There was this old joke doing the rounds in college- Question, “What is the height of innocence”? Answer, “Pregnant woman rubbing Iodex.”
Well that was a trifle naughty joke. And can be exercised in circle of friends during banter. There are then statements that may be intended as jokes but when pronounced at the wrong place, at the wrong time can create an awful lot of embarrassment. And when it originates from an adult it may be frowned upon, and may create a piquant situation. Which tells that jokes apart, one must as an adult have common sense in good proportion and good judgment, lest an occasion of banter will be transformed a spoiled stage?
But the liberty and license to thrill and kill are with the toddlers and the little ones. The little children who walk with unsteady steps and utter matters that sometimes thrills to kill you. Embarrass you to no end, evoke erupting laughter, and hush silence in agape and sheer comical situations too. It is height of innocence and witty at that!
“It is not a bad thing that children should occasionally and politely put their parents in their place.”
It was quite a few years ago and my niece was growing out of toddle. She was taken one day to the zoo in Thpuram by her parents. I guess she was two years old at that time. Moving around the enclosures she was carried by her father, my sister’s husband. As usual, when little children are taken to zoo- the arena where primates are enclosed, that would be a fascinating halting point. So my sister and brother in law hung around with the little girl around the enclosure where they had the baboons and chimps. That day had quite a good commune of people at the zoo. The little girl was so thrilled and elated with the primates inside. That she refused to leave the area. My brother in law was carrying her prodded her that they have more great animals to gaze elsewhere. She suddenly blurted out in high pitched voice pointing her finger at the monkeys and tapping her father’s face, “look the monkey looks like Atcham(dad).” The guy was certainly miffed and embarrassed and apparently people around heard the child’s statement. He gently pinched her and asked her to be quite. She then blurted louder still, “why do you pinch me for that”.” I understand that since that day the poor fellow have not taken fancy with zoos.
She now has grown up into a woman and finished her masters in zoology. She does not rattle or pass trivial talk, but if she tells something, it will as meaningful and sharp that it is difficult to refute the statement.

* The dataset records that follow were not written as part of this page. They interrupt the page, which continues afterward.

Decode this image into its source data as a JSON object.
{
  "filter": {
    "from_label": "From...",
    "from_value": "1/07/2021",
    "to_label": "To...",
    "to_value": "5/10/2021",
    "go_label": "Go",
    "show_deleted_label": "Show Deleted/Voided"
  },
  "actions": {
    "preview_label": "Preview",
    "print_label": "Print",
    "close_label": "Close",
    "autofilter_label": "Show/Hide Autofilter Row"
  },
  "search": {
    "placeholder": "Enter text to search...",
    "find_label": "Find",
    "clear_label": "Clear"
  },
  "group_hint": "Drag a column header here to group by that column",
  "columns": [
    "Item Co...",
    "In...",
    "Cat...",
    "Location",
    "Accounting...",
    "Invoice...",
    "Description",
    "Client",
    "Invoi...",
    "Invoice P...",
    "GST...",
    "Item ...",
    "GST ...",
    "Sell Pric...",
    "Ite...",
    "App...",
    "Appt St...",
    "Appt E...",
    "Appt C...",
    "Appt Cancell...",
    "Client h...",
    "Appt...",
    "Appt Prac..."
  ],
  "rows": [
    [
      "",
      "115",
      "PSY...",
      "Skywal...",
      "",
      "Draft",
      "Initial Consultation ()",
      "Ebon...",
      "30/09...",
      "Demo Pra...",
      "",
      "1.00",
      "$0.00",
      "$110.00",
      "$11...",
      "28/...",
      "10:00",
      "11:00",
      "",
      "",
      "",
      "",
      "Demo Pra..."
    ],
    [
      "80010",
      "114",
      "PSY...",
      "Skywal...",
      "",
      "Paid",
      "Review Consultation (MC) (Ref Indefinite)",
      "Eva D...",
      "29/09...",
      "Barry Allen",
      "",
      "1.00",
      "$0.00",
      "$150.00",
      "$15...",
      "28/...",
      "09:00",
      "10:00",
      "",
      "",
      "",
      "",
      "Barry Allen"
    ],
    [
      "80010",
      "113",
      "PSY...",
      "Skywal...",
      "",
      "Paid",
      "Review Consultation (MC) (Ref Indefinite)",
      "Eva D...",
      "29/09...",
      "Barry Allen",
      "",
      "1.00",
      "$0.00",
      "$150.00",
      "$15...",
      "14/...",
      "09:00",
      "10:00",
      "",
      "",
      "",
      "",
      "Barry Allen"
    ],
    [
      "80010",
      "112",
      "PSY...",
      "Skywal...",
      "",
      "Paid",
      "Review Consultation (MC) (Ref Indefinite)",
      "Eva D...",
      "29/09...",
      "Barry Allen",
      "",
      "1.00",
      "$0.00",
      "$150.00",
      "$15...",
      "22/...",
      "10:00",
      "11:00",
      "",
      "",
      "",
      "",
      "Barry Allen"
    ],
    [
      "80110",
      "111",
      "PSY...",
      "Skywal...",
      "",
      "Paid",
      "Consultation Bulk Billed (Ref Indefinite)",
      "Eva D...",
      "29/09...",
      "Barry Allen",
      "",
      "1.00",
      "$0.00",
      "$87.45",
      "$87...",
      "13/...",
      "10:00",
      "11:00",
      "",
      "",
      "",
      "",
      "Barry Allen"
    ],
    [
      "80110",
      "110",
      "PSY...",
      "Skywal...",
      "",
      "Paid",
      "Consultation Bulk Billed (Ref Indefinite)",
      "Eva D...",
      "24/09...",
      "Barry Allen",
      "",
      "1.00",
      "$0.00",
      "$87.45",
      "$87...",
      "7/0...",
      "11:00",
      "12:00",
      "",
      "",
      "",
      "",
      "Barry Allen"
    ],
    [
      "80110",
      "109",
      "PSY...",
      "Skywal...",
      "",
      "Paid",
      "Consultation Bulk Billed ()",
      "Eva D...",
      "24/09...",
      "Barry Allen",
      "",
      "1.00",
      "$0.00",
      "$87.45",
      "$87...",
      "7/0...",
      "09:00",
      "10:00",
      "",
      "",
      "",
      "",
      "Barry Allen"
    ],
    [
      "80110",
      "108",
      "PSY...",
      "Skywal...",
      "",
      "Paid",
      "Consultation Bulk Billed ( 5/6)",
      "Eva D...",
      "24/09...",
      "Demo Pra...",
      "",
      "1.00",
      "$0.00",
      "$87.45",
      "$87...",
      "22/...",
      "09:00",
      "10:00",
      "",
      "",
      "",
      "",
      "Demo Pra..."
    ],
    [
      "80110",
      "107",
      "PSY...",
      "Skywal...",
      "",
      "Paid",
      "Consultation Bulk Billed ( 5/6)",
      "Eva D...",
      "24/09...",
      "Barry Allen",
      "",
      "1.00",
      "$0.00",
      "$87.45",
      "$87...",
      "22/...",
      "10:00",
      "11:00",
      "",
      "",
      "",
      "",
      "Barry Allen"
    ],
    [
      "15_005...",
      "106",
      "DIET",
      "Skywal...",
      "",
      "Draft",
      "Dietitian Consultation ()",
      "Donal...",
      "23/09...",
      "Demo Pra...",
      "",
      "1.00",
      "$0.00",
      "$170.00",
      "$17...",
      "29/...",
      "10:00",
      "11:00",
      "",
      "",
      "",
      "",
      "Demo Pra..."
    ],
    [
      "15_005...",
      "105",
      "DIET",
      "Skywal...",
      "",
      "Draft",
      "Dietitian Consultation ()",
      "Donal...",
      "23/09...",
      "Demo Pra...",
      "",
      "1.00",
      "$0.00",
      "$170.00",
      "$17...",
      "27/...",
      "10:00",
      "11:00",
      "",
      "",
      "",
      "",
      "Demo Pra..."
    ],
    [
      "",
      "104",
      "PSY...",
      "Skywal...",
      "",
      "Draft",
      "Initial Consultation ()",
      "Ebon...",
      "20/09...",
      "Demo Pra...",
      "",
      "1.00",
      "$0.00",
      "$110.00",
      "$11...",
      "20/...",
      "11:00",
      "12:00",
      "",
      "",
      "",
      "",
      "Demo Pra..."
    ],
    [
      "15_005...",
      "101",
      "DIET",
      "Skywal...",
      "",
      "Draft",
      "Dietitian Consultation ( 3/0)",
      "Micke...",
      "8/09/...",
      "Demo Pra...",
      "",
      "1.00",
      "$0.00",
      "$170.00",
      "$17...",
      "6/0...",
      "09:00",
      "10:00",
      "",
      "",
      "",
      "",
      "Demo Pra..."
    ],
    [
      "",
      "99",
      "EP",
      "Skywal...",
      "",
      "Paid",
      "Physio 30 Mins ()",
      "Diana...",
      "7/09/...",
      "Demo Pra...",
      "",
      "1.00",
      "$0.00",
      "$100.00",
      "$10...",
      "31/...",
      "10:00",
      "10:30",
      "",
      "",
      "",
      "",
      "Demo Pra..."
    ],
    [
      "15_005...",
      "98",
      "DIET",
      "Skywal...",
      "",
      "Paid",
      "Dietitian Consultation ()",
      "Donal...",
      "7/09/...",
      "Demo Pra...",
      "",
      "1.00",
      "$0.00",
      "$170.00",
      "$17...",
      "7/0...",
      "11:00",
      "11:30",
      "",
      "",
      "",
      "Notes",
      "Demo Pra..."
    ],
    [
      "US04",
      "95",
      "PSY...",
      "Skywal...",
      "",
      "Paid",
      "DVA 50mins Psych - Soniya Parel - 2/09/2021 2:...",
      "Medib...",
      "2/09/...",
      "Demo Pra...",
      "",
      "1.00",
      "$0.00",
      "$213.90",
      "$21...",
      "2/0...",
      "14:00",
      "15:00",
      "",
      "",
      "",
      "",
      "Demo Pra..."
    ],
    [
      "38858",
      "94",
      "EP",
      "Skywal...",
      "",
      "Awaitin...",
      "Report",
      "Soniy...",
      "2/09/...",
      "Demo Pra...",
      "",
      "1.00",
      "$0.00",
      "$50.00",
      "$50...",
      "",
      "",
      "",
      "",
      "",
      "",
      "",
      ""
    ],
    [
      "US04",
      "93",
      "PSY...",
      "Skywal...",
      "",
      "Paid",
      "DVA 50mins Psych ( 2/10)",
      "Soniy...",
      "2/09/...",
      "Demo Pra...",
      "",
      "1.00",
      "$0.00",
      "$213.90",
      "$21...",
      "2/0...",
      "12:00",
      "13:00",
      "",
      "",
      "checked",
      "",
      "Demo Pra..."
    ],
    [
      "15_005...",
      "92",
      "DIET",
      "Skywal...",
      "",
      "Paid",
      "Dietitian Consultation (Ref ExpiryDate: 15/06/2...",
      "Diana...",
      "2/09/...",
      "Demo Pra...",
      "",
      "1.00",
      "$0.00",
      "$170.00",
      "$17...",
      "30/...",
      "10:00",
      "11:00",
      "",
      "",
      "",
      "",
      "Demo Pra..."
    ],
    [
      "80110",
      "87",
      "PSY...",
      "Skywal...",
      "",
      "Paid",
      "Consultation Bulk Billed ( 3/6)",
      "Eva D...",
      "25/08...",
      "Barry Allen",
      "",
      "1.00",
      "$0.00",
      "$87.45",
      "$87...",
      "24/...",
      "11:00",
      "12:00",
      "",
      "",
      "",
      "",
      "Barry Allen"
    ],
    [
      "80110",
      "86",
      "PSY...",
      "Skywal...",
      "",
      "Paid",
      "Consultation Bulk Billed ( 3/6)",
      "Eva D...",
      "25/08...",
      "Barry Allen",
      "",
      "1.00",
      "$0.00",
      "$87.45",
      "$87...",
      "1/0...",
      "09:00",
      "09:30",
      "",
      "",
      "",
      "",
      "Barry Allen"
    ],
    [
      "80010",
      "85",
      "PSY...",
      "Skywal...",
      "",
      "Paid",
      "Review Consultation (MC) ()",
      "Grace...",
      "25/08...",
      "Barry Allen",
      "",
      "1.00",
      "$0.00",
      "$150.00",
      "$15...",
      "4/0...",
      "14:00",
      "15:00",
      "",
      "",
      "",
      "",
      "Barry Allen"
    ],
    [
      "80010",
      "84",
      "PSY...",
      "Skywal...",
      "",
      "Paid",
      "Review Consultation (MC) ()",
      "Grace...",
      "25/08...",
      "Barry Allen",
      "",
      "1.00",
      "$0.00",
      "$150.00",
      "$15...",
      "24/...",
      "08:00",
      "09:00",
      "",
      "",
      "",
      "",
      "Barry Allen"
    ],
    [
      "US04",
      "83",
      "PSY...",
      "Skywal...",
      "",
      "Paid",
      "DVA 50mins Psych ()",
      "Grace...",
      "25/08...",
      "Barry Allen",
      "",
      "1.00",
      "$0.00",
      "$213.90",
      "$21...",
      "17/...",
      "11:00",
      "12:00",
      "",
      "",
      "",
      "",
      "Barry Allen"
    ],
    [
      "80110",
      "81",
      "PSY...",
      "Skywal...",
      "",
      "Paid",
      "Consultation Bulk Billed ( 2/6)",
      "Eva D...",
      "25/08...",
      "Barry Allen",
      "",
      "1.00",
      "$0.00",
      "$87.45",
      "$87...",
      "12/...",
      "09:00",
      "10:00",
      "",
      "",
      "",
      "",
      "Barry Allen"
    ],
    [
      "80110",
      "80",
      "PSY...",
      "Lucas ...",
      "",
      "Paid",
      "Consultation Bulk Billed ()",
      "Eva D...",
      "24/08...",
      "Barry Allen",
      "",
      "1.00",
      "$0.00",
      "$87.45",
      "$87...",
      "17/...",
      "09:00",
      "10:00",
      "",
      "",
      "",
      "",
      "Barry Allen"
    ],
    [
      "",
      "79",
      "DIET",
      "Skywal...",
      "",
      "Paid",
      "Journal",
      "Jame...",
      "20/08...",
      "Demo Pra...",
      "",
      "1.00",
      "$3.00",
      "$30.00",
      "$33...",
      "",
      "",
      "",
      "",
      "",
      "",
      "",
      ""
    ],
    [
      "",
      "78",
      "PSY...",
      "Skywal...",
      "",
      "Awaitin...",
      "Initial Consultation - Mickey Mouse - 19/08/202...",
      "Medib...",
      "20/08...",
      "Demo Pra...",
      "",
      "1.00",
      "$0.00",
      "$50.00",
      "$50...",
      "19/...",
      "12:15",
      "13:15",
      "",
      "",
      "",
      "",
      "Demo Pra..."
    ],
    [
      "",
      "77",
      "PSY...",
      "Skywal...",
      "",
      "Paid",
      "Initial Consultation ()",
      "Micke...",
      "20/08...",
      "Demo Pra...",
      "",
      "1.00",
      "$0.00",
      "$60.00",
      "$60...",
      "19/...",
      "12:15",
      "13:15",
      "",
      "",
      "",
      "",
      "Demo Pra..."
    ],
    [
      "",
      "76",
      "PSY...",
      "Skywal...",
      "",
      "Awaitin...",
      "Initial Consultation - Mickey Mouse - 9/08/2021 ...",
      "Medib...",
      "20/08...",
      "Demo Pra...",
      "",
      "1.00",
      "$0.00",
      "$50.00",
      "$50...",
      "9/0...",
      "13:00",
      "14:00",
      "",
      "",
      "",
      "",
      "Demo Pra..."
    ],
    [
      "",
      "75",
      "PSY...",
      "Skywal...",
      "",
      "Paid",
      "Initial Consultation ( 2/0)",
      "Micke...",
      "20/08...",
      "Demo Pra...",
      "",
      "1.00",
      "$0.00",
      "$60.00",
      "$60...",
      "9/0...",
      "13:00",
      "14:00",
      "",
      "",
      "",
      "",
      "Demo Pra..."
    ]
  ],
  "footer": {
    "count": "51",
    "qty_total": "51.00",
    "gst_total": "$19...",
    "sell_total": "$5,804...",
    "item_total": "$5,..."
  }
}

C’s parents were living in a small hamlet in the Nilgiris. Aravind, my son was quite fond of the old man, her father. We were once out there with the old folks on a short week end ors o. The boy was about four years of age. We were all watching some programme on the television. I guess it was some sports channel and the boy was fascinated with some body building competition that was being telecast. The boy was asking questions to the old fella and he was trying to give the child an explanation or a satisfactory answer. Not quite convincing for the boy! We heard the grandfather tell him something about the muscular physique of the men and how they built it over. The little fella, caught the old man unawares when he asked him,” appuppa why are all their muscles inside their underwear?” The old man a benign and timid fellow was stuttering to answer that question.